This is not how you make a stitch
The government’s communication on the Covid vaccination is not entirely comprehensible.
There is, after all, something that unites us across all camps: we all want to put the pandemic behind us and more than one “Freedom Day”. With that in mind, let’s reach out to all 48.3 percent of Austrians who don’t yet have a vaccine booster the next time we put taxpayer money into communications.
Reach around four million unboostered Austrians and convince them of something that many of these very differently driven people have not wanted before. Anyone who delves deeper into the context of this Herculean communicative task has to admit that no TV spot will be able to do that. No matter how creative or clever it may be. Nothing has divided us as a civil society like the vaccination issue for a long time. It has become an attitude issue, a political statement that even divides families. No matter which filter bubble we retreat into, suddenly there is only black and white.
For a few weeks now, the initiative “Österreich impft” (Austria vaccinates) has been countering this with a commercial in which three musketeer-clad people with drawn swords symbolically run against the invisible virus, shouting. “Okay, now you’ve totally convinced me,” was one of the first ironic comments on YouTube.

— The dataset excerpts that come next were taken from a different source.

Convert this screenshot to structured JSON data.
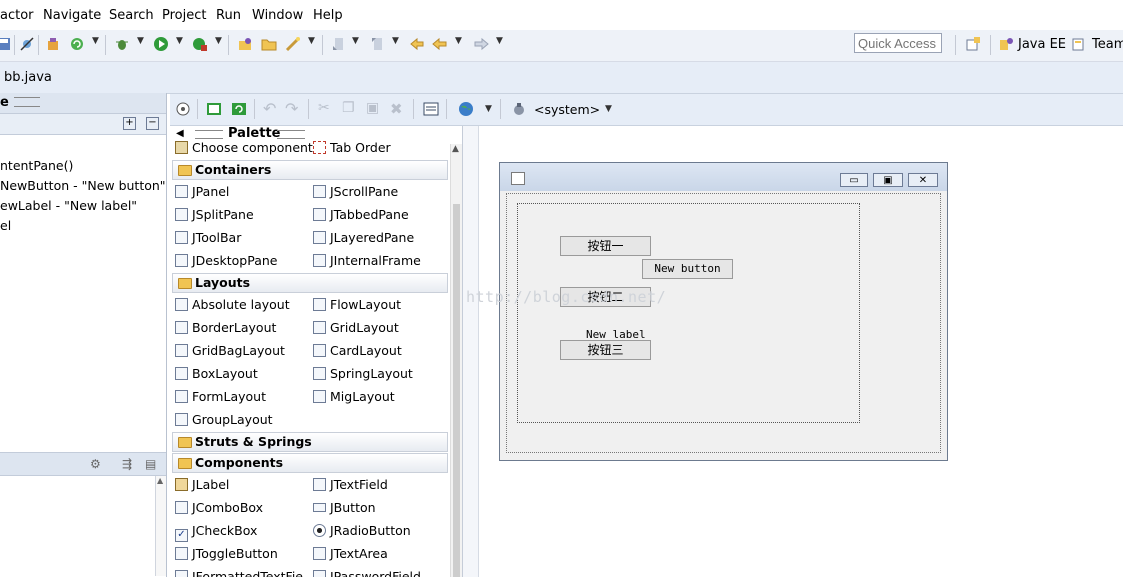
{
  "menu": [
    "actor",
    "Navigate",
    "Search",
    "Project",
    "Run",
    "Window",
    "Help"
  ],
  "toolbar": {
    "quick_access_placeholder": "Quick Access",
    "perspective_java_ee": "Java EE",
    "perspective_team": "Team"
  },
  "editor_tab": "bb.java",
  "left_panel": {
    "partial_tab": "e",
    "tree_lines": [
      "ntentPane()",
      "NewButton - \"New button\"",
      "ewLabel - \"New label\"",
      "el"
    ]
  },
  "design_toolbar": {
    "system_label": "<system>"
  },
  "palette": {
    "title": "Palette",
    "choose_component": "Choose component",
    "tab_order": "Tab Order",
    "categories": {
      "containers": "Containers",
      "layouts": "Layouts",
      "struts": "Struts & Springs",
      "components": "Components"
    },
    "containers": [
      "JPanel",
      "JScrollPane",
      "JSplitPane",
      "JTabbedPane",
      "JToolBar",
      "JLayeredPane",
      "JDesktopPane",
      "JInternalFrame"
    ],
    "layouts": [
      "Absolute layout",
      "FlowLayout",
      "BorderLayout",
      "GridLayout",
      "GridBagLayout",
      "CardLayout",
      "BoxLayout",
      "SpringLayout",
      "FormLayout",
      "MigLayout",
      "GroupLayout"
    ],
    "components": [
      "JLabel",
      "JTextField",
      "JComboBox",
      "JButton",
      "JCheckBox",
      "JRadioButton",
      "JToggleButton",
      "JTextArea",
      "JFormattedTextFie",
      "JPasswordField"
    ]
  },
  "design_frame": {
    "button1": "按钮一",
    "new_button": "New button",
    "button2": "按钮二",
    "new_label": "New label",
    "button3": "按钮三",
    "watermark": "http://blog.csdn.net/"
  }
}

With only just under 18,000 online views for the spot and TV placements after “ZiB2,” they will at least unerringly miss the young target groups. However, the point here is not to evaluate the quality of the TV spot, but rather the government’s communication strategy, which is not entirely comprehensible. With all the insights of the past two years, there are now other options.
What is missing from many attempts to win Austrians over to the third vaccination is strategic thinking about how to pick up hard-to-reach target groups away from the “TV watering can.” As has long been called for, the focus must now be on the small percentage of people who may still be willing to be vaccinated, with their individual concerns and needs. Solutions must be offered that are tailored to the target group. This cannot be solved with a single mass commercial, which is supposed to play the egg-laying willy-willy sow, so to speak.
A strategically well thought-out campaign requires different measures with target group-specific topics. These can be individually targeted, especially in online channels where the respective target groups are at home. Young people, for example, hardly watch linear TV anymore, they are on TikTok, Instagram or Discord and trust influencers, who could be used as testimonals, more than any virologists. Those influenced by vaccination myths, in turn, also consume their particular media. This could be broken down to any target group. But as long as neither the communication strategy is thought through to the end nor the implementation is consistently followed through, the next vaccination campaign will hardly make a dent.